Eddie: "That’s not wrestling, that’s bumper cars with brain damage. The Howlers taking advantage—Howler #1 plants Mason with the HOWLER DROP! And there’s the JUMPING ELBOW from Howler #2!"

Johnny: "Negropolis retaliates—THROW OUT OF RING on Howler #1! And Madman Mason hoists him up for a VERTICAL SUPLEX! These teams aren’t holding anything back!"

Eddie: "They shouldn’t! This is their one shot. But the longer this chaos goes on, the more it favors The Howlers—they don’t get tired, they get meaner."

Johnny: "Double team action now as Howler #1 and #2 isolate Madman Mason! SAMOAN DROP! JUMPING ELBOW DROP again! This pack mentality is brutal, and Mason’s in real trouble."

Eddie: "Just tag out, you lunatic! Negropolis is right there, probably humming funeral music!"

Johnny: "Wait—Madman Mason out of nowhere with a SPINEBUSTER! And he scrambles—there’s the tag to Negropolis! The big man’s in and he’s throwing thrust kicks like candy at a parade!"

Eddie: "The Howlers are staggered! Negropolis with the BLACK DOOM! That could’ve knocked the teeth off a werewolf!"

Johnny: "Howler #2 now trying to slow things down—but Madman Mason tags back in and lands a PSYCHOTIC BREAK! The Misfits showing off that unique synergy of chaos and precision!"

Eddie: "Unique is one word. I’d say deranged. And now they’re double-teaming again! OVERHEAD BELLY TO BELLY from Mason! THRUST KICK from Negropolis!"

Johnny: "The crowd is eating this up—polar pandemonium! But Howler #2 reverses the next double team! He drops a KNEE right into Mason’s sternum and drags himself over for the tag!"

Eddie: "Here comes Howler #1! SCOOP SLAM on Negropolis! And a quick tag back out—now the Howlers are tagging like a well-oiled machine. The champions are on the ropes!"

Johnny: "Madman Mason tags back in—we’re seeing everyone in the ring again! DOUBLE HURRICANRANA from Negropolis on Howler #2! BIONIC ELBOW from Howler #1 on Mason! This is absolute mayhem!"

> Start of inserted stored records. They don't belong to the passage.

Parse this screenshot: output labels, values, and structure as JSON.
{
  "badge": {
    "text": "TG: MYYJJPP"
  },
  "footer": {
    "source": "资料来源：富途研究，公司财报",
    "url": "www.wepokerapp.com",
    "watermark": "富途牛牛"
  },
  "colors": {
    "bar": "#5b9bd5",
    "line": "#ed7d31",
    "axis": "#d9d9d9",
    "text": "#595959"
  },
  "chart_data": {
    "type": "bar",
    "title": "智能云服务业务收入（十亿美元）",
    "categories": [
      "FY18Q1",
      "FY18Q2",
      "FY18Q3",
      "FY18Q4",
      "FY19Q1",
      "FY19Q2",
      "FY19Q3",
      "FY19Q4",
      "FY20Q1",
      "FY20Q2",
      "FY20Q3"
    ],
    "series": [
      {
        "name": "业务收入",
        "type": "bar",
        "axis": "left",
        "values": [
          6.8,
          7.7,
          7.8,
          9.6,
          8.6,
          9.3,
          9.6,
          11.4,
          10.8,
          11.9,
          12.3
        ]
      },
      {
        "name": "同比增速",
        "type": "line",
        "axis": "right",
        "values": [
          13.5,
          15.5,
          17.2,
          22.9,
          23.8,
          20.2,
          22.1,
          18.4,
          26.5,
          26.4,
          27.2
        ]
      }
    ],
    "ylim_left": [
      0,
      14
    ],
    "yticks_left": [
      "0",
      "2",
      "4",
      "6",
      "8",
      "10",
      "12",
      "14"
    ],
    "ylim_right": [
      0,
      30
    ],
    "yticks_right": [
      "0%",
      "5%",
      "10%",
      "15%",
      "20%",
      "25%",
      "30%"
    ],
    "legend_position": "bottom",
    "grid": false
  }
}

Eddie: "This is what a title match should be—no wasted movement, no mercy! Now everyone’s down and out—the Wolf Pack is shouting at ringside, Ace is pounding the mat—FLIPPERS IS FLAILING!"

Johnny: "Hold on—Negropolis up first! He hits a SNAP SUPLEX on Howler #1! He hooks the leg—Honest Abe slides in—"

Crowd: "ONE! TWO! THREE!"

🏆 WINNERS AND STILL NPCW TAG TEAM CHAMPIONS:

MISFITS OF MAYHEM
(Negropolis pins Howler #1 with a SNAP SUPLEX)

Johnny: "He got him! Negropolis scores the pin! The Misfits retain!"

Eddie: "NO! That was highway robbery! The Howlers had this! Someone check that count! That referee’s beard is too honest for his own good!"

Johnny: "Madman Mason and Negropolis escape with the gold after a tag team war! The titles stay with the Misfits of Mayhem—barely! What a way to close out Polar Power!"

Eddie: "Don’t get comfortable, Johnny. The Wolf Pack doesn’t forget. And I guarantee you The Howlers will come howling back for blood."